With so much nuance involved – humans performing such a task is not only impractical: it will likely backfire. Human error will undoubtedly lead to unwanted incidents of fraud in the contact center. I know what you are thinking, is this ‘actually’ a problem? Do contact centers receive so many cases of fraud that the integration is 100 percent necessary?
The answer to that and much more, according to a 2001 Pindrop report is: contact centers do report instances of fraud.
Pindrop on Fraud in the Contact Center
In a 2021 study, Pindrop looked at fraud in the contact center, hoping to validate that all its efforts across security and fraud detection were not in vain. Their report chronicles how the Coronavirus Pandemic caused fraud patterns – much like consumer behaviors – to change.
According to the study, fraud calls to the agent fell ‘well below what we saw in years, in 2020. It further states that; longer-than-usual hold times, paired with reduced agent capacity, discouraged fraudsters from waiting on hold.
“Similar to consumers, fraudsters wanted to use their time more effectively. This would ensure that when they did reach an agent, they had detailed knowledge of an account’s value and all the information needed to bypass any security attempt, making their time spent on hold worth the wait.”
Pindrop says that this prevented fraudsters from attempting to social engineering agents and takeover accounts at the same rates as we saw in previous years.
Not to worry, however, fraudsters are still quite innovative.

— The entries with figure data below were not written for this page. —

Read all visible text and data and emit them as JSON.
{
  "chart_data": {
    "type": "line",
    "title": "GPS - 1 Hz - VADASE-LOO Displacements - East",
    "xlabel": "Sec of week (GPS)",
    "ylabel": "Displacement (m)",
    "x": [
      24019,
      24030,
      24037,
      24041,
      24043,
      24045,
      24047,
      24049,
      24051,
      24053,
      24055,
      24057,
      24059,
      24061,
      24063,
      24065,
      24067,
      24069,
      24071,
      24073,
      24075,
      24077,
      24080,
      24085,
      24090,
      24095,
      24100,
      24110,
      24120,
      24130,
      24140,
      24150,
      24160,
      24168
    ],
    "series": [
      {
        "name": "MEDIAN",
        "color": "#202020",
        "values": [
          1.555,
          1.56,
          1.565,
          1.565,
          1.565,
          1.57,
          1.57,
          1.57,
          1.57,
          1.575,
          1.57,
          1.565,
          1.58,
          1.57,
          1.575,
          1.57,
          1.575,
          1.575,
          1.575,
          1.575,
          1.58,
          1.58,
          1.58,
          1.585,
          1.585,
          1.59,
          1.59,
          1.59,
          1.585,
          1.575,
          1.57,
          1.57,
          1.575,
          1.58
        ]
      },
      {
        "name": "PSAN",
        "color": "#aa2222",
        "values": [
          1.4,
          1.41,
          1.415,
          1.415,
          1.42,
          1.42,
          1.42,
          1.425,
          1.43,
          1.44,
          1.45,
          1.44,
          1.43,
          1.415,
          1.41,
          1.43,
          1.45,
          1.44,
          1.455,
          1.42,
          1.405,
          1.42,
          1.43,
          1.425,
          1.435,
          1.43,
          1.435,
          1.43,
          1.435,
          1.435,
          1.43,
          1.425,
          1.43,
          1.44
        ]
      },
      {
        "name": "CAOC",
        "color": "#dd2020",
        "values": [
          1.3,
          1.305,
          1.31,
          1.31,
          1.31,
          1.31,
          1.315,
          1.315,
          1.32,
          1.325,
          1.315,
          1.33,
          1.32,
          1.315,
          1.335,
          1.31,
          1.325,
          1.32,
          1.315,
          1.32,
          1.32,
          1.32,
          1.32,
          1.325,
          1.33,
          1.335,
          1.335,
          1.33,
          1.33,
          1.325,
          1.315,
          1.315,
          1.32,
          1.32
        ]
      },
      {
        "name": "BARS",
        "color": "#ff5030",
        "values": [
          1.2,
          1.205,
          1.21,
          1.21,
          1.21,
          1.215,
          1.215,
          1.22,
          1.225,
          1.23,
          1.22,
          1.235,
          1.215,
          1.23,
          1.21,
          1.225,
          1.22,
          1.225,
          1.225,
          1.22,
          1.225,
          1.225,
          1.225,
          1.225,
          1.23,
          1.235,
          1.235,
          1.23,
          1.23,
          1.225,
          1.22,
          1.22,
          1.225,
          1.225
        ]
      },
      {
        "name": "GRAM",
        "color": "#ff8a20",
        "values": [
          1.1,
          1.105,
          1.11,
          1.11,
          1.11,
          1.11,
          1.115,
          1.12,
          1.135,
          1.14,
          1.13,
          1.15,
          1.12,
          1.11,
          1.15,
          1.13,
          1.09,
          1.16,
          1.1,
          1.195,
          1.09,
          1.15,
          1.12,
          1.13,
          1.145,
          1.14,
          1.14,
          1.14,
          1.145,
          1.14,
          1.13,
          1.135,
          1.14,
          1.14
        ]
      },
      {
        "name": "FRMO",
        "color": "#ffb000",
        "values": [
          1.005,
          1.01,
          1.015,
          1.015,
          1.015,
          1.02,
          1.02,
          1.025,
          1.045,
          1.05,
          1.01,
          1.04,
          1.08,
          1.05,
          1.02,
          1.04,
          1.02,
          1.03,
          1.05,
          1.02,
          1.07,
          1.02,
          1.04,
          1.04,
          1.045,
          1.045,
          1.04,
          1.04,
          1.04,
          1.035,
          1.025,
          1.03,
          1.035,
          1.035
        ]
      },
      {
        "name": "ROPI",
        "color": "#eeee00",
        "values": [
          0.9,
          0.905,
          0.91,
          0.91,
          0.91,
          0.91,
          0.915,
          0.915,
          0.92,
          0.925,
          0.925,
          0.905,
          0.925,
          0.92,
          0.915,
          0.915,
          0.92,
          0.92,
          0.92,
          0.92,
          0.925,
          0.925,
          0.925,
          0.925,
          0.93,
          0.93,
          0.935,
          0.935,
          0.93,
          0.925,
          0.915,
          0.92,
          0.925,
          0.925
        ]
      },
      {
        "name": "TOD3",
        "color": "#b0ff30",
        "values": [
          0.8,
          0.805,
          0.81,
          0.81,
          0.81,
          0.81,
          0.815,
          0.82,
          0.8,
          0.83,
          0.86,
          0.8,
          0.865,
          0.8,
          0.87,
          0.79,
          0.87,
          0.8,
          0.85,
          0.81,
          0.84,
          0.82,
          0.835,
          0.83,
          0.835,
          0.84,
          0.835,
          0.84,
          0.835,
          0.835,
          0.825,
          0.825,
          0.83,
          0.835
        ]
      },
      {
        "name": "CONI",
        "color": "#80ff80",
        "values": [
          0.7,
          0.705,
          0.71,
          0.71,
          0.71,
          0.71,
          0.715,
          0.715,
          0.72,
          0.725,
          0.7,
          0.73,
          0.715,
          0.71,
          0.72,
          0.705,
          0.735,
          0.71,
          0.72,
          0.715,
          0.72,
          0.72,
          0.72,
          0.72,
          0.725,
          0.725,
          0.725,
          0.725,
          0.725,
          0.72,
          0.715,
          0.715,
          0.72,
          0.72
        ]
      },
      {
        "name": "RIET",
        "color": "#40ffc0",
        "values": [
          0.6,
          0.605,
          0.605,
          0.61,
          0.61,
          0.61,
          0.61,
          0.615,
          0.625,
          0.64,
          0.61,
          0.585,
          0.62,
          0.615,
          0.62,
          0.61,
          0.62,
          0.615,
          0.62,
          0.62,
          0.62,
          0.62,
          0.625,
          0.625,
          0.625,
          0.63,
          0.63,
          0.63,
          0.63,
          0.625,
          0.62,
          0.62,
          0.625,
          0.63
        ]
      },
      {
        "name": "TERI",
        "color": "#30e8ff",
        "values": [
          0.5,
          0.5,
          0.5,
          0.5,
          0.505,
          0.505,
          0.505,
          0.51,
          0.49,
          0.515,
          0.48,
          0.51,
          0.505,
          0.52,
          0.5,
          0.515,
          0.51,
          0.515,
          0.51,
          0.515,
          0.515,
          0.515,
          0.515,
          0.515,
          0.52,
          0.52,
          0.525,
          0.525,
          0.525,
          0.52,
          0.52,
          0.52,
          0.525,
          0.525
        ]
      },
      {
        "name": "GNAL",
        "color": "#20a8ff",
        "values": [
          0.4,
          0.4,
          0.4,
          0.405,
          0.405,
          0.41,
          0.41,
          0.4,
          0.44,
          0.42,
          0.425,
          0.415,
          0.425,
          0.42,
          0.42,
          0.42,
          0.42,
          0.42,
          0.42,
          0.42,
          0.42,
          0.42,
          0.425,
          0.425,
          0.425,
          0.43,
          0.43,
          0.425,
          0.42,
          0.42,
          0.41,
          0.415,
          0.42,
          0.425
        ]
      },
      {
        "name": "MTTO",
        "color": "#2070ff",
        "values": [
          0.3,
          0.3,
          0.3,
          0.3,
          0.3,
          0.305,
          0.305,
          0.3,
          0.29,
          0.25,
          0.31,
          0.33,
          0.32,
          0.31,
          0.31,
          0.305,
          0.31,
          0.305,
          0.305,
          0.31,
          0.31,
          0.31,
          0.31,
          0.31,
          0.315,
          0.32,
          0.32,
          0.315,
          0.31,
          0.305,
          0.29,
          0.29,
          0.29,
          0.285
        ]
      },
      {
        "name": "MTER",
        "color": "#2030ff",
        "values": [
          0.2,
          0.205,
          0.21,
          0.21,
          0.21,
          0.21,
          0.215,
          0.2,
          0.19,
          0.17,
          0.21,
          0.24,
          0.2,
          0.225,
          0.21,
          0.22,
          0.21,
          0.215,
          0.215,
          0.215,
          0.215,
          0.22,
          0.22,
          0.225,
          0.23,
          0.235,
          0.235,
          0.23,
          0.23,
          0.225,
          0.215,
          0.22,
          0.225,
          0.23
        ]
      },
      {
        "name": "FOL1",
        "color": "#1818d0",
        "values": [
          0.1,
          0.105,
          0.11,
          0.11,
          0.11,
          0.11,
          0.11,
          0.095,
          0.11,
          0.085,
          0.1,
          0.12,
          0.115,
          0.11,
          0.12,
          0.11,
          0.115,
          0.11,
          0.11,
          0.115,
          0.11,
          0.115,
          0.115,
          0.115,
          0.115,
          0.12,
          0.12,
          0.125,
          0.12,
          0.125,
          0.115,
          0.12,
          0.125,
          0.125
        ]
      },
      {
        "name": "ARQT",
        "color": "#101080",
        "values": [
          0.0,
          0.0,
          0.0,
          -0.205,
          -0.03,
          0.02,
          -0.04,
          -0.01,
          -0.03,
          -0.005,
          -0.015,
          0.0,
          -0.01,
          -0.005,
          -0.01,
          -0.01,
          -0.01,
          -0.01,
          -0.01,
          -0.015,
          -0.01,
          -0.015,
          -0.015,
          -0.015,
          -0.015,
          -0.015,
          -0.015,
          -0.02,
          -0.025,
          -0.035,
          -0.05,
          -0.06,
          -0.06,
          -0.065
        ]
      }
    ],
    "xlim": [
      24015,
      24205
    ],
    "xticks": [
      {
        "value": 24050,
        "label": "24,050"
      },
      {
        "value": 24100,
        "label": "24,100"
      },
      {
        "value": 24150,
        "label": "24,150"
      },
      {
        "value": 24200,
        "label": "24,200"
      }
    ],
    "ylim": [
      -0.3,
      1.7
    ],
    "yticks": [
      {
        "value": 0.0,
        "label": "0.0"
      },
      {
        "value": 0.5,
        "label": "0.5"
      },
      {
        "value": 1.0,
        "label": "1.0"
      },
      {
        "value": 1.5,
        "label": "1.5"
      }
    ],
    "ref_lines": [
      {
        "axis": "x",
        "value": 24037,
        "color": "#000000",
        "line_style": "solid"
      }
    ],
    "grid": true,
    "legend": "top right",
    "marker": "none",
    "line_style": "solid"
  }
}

And some were clever enough to collect unemployment twice in some instances – via social engineering. Firms have seen more fraud and new types of fraud since the COVID-19 pandemic began, according to Pindrop’s report, which notes that:
Sixty-six percent of respondents said: “Yes we have seen new types of fraud in the contact center.” Fraudsters are also becoming more emboldened, with 57 percent of fraudsters leveraging IVR (interactive voice response) to mine accounts and for reconnaissance purposes. Quite possibly, some of the most revealing data are the following: over half (54 percent of respondents) said that fraud attacks in the contact center impact their bottom line.
In the insurance industry, one in calls 7,143 is a fraudulent one, with retail coming in at one in 142 calls being fraudulent. Banking has a rate of one in calls 961 that register as fraudulent, and financial institutions say that one in every 2,199 calls is fraudulent.
Brokerage firms, too, note they have one in 6,080 calls that get logged as ‘fraudulent’ calls, and finally, credit unions note that one in every 1,611 calls they receive are deemed ‘fraudulent.’